The recommendations go further than supplier conduct. The CMA has also called for a review of rules and practices around minimum order volumes so that households can buy smaller amounts of heating oil. For many consumers, that is a cash-flow issue as much as an energy issue: when prices spike, the ability to order less than the standard volume may reduce immediate financial pressure even if the unit price remains high. The Authority has also pointed to territorial policy responses. It suggested that Scotland could consider a price-checking service modelled on the Consumer Council for Northern Ireland tool, which already offers households a clearer view of prevailing local prices. In parallel, the CMA said governments should consider whether communities most exposed to higher and more volatile heating oil prices should be prioritised as alternative energy systems are rolled out.
Alongside the market study, the CMA has investigated concerns that a small number of suppliers may have breached contracts by cancelling customer orders as prices were rising. Its analysis suggests that around 1,700 households may have been affected. While those consumers received refunds for the cancelled orders, the CMA said many either had to reorder at significantly higher prices or went without fuel, with estimated additional costs of between £150 and £350 for some households. Following engagement by the Authority, a number of suppliers have agreed to compensate affected customers. Where replacement oil was bought at a higher price, the proposed remedy is a payment covering the difference. Where households did not reorder, the original order would be honoured at the agreed price. The CMA has made clear that not all affected suppliers have agreed to this approach and that it is preparing court-based enforcement action where voluntary compensation is not secured.
Sarah Cardell, the CMA's chief executive, has presented the issue as one of basic household need rather than market design alone, arguing that competition by itself does not guarantee fair treatment when disruption occurs. That is the broader significance of the study. The market may be competitive in ordinary periods, but off-grid households remain more exposed when events place pressure on supply and pricing.

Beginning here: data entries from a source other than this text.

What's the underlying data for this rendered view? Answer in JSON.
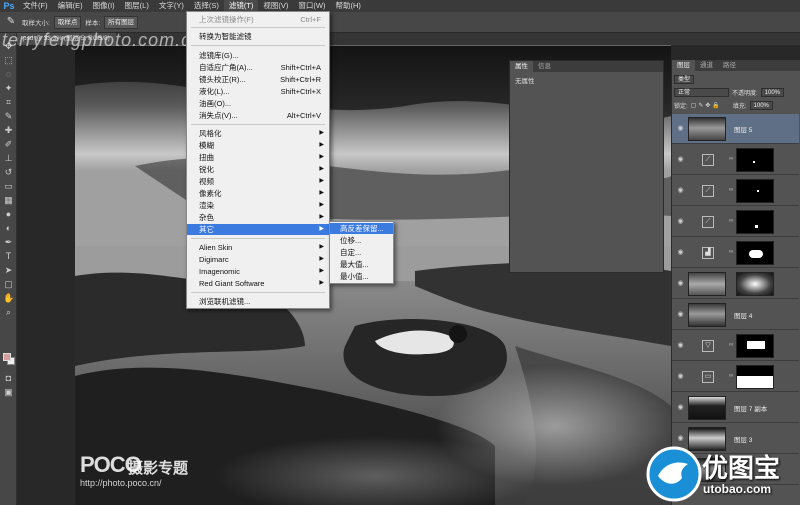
{
  "app": {
    "logo": "Ps"
  },
  "menubar": {
    "items": [
      {
        "label": "文件(F)"
      },
      {
        "label": "编辑(E)"
      },
      {
        "label": "图像(I)"
      },
      {
        "label": "图层(L)"
      },
      {
        "label": "文字(Y)"
      },
      {
        "label": "选择(S)"
      },
      {
        "label": "滤镜(T)",
        "active": true
      },
      {
        "label": "视图(V)"
      },
      {
        "label": "窗口(W)"
      },
      {
        "label": "帮助(H)"
      }
    ]
  },
  "options_bar": {
    "sample_size_label": "取样大小:",
    "sample_size_value": "取样点",
    "sample_label": "样本:",
    "sample_value": "所有图层"
  },
  "document_tab": {
    "label": "psd @ 33.3% (图层 5, RGB/8)"
  },
  "watermarks": {
    "top_left": "terryfengphoto.com.cn",
    "poco_logo": "POCO",
    "poco_sub": "摄影专题",
    "poco_url": "http://photo.poco.cn/",
    "utobao_cn": "优图宝",
    "utobao_en": "utobao.com"
  },
  "filter_menu": {
    "rows": [
      {
        "label": "上次滤镜操作(F)",
        "shortcut": "Ctrl+F",
        "disabled": true
      },
      {
        "label": "转换为智能滤镜"
      },
      {
        "label": "滤镜库(G)..."
      },
      {
        "label": "自适应广角(A)...",
        "shortcut": "Shift+Ctrl+A"
      },
      {
        "label": "镜头校正(R)...",
        "shortcut": "Shift+Ctrl+R"
      },
      {
        "label": "液化(L)...",
        "shortcut": "Shift+Ctrl+X"
      },
      {
        "label": "油画(O)..."
      },
      {
        "label": "消失点(V)...",
        "shortcut": "Alt+Ctrl+V"
      },
      {
        "label": "风格化",
        "submenu": true
      },
      {
        "label": "模糊",
        "submenu": true
      },
      {
        "label": "扭曲",
        "submenu": true
      },
      {
        "label": "锐化",
        "submenu": true
      },
      {
        "label": "视频",
        "submenu": true
      },
      {
        "label": "像素化",
        "submenu": true
      },
      {
        "label": "渲染",
        "submenu": true
      },
      {
        "label": "杂色",
        "submenu": true
      },
      {
        "label": "其它",
        "submenu": true,
        "highlighted": true
      },
      {
        "label": "Alien Skin",
        "submenu": true
      },
      {
        "label": "Digimarc",
        "submenu": true
      },
      {
        "label": "Imagenomic",
        "submenu": true
      },
      {
        "label": "Red Giant Software",
        "submenu": true
      },
      {
        "label": "浏览联机滤镜..."
      }
    ]
  },
  "other_submenu": {
    "rows": [
      {
        "label": "高反差保留...",
        "highlighted": true
      },
      {
        "label": "位移..."
      },
      {
        "label": "自定..."
      },
      {
        "label": "最大值..."
      },
      {
        "label": "最小值..."
      }
    ]
  },
  "properties_panel": {
    "tabs": [
      {
        "label": "属性",
        "active": true
      },
      {
        "label": "信息"
      }
    ],
    "content": "无属性"
  },
  "layers_panel": {
    "tabs": [
      {
        "label": "图层",
        "active": true
      },
      {
        "label": "通道"
      },
      {
        "label": "路径"
      }
    ],
    "filter_kind": "类型",
    "blend_mode": "正常",
    "opacity_label": "不透明度:",
    "opacity_value": "100%",
    "lock_label": "锁定:",
    "fill_label": "填充:",
    "fill_value": "100%",
    "layers": [
      {
        "name": "图层 5",
        "type": "photo",
        "selected": true
      },
      {
        "name": "",
        "type": "curves"
      },
      {
        "name": "",
        "type": "curves"
      },
      {
        "name": "",
        "type": "curves"
      },
      {
        "name": "",
        "type": "levels"
      },
      {
        "name": "",
        "type": "photo-mask"
      },
      {
        "name": "图层 4",
        "type": "photo"
      },
      {
        "name": "",
        "type": "gradient"
      },
      {
        "name": "",
        "type": "hue"
      },
      {
        "name": "图层 7 副本",
        "type": "photo"
      },
      {
        "name": "图层 3",
        "type": "photo"
      },
      {
        "name": "图层 1",
        "type": "photo"
      }
    ]
  }
}
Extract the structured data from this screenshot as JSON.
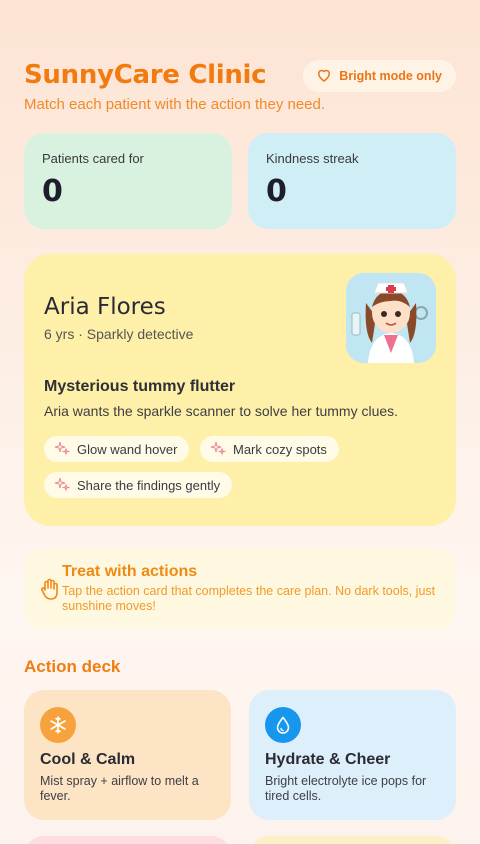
{
  "header": {
    "title": "SunnyCare Clinic",
    "subtitle": "Match each patient with the action they need.",
    "mode_label": "Bright mode only"
  },
  "stats": [
    {
      "label": "Patients cared for",
      "value": "0"
    },
    {
      "label": "Kindness streak",
      "value": "0"
    }
  ],
  "patient": {
    "name": "Aria Flores",
    "meta": "6 yrs · Sparkly detective",
    "case_title": "Mysterious tummy flutter",
    "case_desc": "Aria wants the sparkle scanner to solve her tummy clues.",
    "steps": [
      "Glow wand hover",
      "Mark cozy spots",
      "Share the findings gently"
    ]
  },
  "hint": {
    "title": "Treat with actions",
    "text": "Tap the action card that completes the care plan. No dark tools, just sunshine moves!"
  },
  "deck": {
    "title": "Action deck",
    "actions": [
      {
        "title": "Cool & Calm",
        "desc": "Mist spray + airflow to melt a fever.",
        "icon": "snowflake-icon"
      },
      {
        "title": "Hydrate & Cheer",
        "desc": "Bright electrolyte ice pops for tired cells.",
        "icon": "droplet-icon"
      }
    ]
  },
  "colors": {
    "accent": "#f27b0f",
    "patients_card": "#d8f2df",
    "streak_card": "#cfeef6",
    "patient_card": "#fef0a8"
  }
}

The CMA has separately written to suppliers of liquefied petroleum gas to remind them of their duties under consumer protection law, while stating that no finding of infringement has been made. The next phase now sits with governments, regulators and industry. The CMA said it will work with each of them to consider implementation of its recommendations while continuing discussions on the compensation scheme. For ministers, the question is whether domestic consumer protection should continue to vary according to the fuel a household happens to use.